C3.ai's products are certainly not selling themselves, although the company is seeing sales cycles shorten and increased interest thanks to its six-month pilot program. The average sales cycle was 3.7 months in Q4, down from 5 months in the prior-year period, and the pipeline of potential deals has strengthened over the past year. But all of this comes at a cost.

C3.ai spent $51.7 million on sales and marketing in Q4, which consumed all its gross profit and more than 70% of its total revenue. Spending on research and development was nearly as high, and once all the costs are tallied, operating loss was $73.3 million on $72.4 million of revenue. Free cash flow was positive in Q4 but only because the company relies heavily on stock-based compensation.

A muddled growth story

The best stocks often have simple stories. For NVIDIA, another stock that's been surging thanks to the AI boom, the story is about as simple as it gets: NVIDIA designs powerful chips that are used to train and run advanced AI models.

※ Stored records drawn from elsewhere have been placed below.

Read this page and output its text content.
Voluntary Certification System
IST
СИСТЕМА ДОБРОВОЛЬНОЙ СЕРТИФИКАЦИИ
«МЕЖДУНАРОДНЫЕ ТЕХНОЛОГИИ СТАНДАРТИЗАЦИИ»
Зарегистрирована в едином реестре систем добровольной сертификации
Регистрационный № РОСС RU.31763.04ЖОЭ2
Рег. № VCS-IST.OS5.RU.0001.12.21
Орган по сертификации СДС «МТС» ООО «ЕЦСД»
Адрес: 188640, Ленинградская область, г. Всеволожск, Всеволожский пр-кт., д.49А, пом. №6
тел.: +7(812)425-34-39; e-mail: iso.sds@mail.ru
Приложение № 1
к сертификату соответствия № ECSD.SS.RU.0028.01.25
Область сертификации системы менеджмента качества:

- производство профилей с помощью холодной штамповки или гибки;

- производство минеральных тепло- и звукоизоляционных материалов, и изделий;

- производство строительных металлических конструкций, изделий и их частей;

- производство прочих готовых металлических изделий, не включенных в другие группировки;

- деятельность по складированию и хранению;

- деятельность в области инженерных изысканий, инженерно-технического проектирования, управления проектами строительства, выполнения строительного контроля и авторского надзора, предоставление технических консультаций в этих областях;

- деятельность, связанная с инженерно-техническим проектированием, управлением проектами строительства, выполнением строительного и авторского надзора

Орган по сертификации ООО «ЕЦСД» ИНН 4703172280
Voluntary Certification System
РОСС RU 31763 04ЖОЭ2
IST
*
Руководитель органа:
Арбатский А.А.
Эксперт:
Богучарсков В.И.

In contrast, C3.ai sells dozens of enterprise-software applications that cover a lot of ground. It competes with established software vendors that are increasingly sprinkling AI capabilities into their own products. Interest in its products is rising but only enough to drive 15% revenue growth this year. For a company as small as C3.ai operating in the hottest part of the tech industry, it's hard to see that guidance as anything but a massive disappointment.

Valued at $4.5 billion before Thursday's plunge, C3.ai stock has a premium valuation that it doesn't appear to deserve. Things may work out for the company in the long run, but C3.ai just doesn't look like a compelling investment right now.